Sarebbe del tutto ingenuo, infatti, pensare che non sia così in un mondo sportivo che invoca sempre più la precocità, che richiede sempre maggiore professionalizzazione e che riduce tutto alla mera performance nel nome del denaro e della visibilità.

Indigna verificare come l’opinione pubblica, per certi versi, si sia assuefatta a queste notizie, ma è un fatto da rilevare che oggi sia così.

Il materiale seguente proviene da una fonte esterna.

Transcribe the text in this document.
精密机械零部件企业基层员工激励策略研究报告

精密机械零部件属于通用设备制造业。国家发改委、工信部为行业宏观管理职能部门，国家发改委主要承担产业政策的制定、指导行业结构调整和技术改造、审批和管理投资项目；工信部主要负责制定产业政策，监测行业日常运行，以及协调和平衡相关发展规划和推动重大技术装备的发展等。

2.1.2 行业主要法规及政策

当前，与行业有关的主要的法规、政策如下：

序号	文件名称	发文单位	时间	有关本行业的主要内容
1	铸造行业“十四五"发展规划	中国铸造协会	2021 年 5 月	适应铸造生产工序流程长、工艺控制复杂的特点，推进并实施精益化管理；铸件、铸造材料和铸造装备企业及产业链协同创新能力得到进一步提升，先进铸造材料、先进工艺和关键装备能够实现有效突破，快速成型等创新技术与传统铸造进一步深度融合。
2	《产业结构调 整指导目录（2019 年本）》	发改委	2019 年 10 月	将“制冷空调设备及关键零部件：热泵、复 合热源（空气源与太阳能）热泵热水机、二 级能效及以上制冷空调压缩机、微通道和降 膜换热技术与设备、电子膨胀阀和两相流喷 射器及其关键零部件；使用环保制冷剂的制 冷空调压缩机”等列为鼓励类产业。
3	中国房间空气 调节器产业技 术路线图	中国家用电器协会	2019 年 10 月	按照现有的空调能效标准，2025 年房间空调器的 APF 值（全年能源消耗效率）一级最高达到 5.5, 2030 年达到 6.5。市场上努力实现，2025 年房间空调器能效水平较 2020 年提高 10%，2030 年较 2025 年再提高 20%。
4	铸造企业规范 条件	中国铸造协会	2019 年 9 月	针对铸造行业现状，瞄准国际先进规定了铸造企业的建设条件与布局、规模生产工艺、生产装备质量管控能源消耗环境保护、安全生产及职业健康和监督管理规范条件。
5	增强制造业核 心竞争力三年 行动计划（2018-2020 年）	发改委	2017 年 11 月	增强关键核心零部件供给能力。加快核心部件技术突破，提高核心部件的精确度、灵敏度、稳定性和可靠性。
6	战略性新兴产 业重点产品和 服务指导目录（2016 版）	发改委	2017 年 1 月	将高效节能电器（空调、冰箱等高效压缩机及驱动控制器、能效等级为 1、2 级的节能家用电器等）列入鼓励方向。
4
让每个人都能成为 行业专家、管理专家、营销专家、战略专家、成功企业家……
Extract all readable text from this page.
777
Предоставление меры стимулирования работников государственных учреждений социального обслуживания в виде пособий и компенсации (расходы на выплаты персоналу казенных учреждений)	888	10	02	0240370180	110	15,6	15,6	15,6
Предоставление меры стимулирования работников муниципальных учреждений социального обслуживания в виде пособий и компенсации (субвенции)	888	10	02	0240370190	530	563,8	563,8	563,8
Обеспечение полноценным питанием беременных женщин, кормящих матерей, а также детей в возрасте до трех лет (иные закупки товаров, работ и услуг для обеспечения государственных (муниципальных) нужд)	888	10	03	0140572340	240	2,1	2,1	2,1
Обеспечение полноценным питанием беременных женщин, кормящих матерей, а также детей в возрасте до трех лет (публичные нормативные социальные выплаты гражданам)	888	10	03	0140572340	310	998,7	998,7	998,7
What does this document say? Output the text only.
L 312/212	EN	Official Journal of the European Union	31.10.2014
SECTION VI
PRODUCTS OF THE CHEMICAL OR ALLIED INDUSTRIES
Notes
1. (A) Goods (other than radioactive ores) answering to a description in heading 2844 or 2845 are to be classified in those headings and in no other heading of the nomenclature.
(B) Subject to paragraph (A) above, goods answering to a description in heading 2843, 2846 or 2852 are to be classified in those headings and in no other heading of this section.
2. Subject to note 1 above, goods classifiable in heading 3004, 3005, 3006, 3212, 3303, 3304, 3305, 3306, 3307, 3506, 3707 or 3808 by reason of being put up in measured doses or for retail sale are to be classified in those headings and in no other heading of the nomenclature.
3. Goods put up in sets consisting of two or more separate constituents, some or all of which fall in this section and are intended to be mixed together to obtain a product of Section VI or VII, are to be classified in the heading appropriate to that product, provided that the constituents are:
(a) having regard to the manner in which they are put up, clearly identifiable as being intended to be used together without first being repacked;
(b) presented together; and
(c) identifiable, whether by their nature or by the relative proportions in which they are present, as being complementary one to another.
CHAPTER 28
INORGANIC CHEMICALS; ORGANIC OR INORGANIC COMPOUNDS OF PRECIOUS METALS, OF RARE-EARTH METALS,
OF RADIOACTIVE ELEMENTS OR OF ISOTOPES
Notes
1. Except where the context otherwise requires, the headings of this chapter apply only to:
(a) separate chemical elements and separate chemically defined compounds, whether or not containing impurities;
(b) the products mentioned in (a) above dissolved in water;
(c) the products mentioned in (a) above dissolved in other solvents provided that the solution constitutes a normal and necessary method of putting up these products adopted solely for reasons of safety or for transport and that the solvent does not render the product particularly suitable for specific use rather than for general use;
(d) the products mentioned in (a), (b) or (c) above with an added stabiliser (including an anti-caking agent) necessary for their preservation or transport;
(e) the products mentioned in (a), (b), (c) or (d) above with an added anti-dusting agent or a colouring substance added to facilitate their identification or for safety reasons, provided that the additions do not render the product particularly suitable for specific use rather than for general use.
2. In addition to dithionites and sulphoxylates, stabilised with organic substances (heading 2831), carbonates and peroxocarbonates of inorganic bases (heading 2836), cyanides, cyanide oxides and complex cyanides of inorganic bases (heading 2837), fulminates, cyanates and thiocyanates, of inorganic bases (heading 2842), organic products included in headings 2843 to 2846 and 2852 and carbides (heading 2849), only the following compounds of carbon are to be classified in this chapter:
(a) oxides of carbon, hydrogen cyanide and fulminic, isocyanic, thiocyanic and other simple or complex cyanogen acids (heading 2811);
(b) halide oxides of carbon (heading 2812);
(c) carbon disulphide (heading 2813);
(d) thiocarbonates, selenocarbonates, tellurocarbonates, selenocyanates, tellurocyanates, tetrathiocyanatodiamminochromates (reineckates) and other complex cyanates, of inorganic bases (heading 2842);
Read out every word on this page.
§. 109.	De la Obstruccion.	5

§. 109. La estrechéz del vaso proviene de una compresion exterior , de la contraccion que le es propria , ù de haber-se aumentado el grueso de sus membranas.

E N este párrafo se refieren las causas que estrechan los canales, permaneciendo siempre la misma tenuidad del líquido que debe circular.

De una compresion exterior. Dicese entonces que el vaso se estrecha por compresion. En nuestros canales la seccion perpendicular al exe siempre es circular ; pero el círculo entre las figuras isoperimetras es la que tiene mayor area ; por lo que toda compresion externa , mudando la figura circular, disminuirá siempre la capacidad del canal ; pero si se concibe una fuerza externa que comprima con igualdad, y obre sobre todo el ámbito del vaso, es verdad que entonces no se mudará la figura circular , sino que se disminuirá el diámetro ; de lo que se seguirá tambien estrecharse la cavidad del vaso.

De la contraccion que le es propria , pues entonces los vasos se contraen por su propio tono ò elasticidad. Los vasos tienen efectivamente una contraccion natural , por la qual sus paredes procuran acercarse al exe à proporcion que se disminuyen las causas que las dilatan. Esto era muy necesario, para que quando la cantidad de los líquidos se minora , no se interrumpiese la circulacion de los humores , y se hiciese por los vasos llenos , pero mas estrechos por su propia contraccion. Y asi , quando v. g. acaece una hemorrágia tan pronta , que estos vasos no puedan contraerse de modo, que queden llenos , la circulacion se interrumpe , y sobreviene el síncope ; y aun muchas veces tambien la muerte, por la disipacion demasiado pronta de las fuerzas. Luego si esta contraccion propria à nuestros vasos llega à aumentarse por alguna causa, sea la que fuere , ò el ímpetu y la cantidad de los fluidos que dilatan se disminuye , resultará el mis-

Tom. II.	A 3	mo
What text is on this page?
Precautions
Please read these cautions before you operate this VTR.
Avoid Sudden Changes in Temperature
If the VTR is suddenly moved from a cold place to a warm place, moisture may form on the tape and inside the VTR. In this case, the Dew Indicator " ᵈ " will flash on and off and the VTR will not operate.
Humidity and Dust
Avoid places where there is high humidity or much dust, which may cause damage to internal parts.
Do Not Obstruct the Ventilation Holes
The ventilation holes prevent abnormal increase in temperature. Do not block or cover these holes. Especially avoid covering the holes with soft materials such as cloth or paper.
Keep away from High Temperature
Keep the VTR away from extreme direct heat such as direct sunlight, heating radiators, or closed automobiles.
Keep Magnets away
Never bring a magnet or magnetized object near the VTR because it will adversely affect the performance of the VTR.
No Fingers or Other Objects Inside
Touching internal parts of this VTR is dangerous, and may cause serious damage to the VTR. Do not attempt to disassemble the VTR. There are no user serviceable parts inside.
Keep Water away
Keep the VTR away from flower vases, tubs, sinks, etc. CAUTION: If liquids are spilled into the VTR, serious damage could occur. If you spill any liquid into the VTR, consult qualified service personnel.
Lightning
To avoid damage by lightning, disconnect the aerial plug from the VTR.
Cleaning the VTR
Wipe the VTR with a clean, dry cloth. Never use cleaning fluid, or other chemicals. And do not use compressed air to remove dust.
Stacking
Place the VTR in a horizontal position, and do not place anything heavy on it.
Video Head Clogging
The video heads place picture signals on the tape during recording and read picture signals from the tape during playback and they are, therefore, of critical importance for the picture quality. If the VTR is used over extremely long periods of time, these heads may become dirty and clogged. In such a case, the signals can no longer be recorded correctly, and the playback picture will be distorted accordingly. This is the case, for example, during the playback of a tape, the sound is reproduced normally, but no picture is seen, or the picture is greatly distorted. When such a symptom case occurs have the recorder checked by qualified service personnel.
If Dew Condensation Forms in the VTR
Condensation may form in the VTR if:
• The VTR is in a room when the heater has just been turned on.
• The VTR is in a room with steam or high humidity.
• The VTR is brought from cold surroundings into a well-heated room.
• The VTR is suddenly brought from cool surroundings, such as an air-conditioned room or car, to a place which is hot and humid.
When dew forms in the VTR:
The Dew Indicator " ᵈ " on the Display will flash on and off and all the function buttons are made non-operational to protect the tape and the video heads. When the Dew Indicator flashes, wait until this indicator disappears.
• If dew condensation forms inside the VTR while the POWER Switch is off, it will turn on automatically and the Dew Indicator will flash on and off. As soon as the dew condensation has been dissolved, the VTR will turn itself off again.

Indigna ancor di più osservare la posizione dei massimi organi dirigenziali dello sport che, al di là di qualche dichiarazione di facciata, rimangono inermi al cospetto di certi fatti.

Non solo, che come unica reazione propongano un’età minima per la partecipazione ai Giochi. Come se quel paletto regolamentare potesse spazzare via le violenze fisiche e psicologiche che sono parte integrante di una cultura formativa che vede già nel bambino un futuro atleta da forgiare e plasmare. Come se un cambio di norma di così irrilevante portata potesse dissuadere quelli che vedono lo sport come un’industria in cui produrre in catena di montaggio, con i fisiologici scarti di produzione e le altrettanto indispensabili addizioni di ogni qualsivoglia sostanza, lecita o vietata, utile a migliorare quel prodotto stesso.

Non si può accettare nulla di tutto questo, ma è ciò che di fatto nel mondo si continua a fare.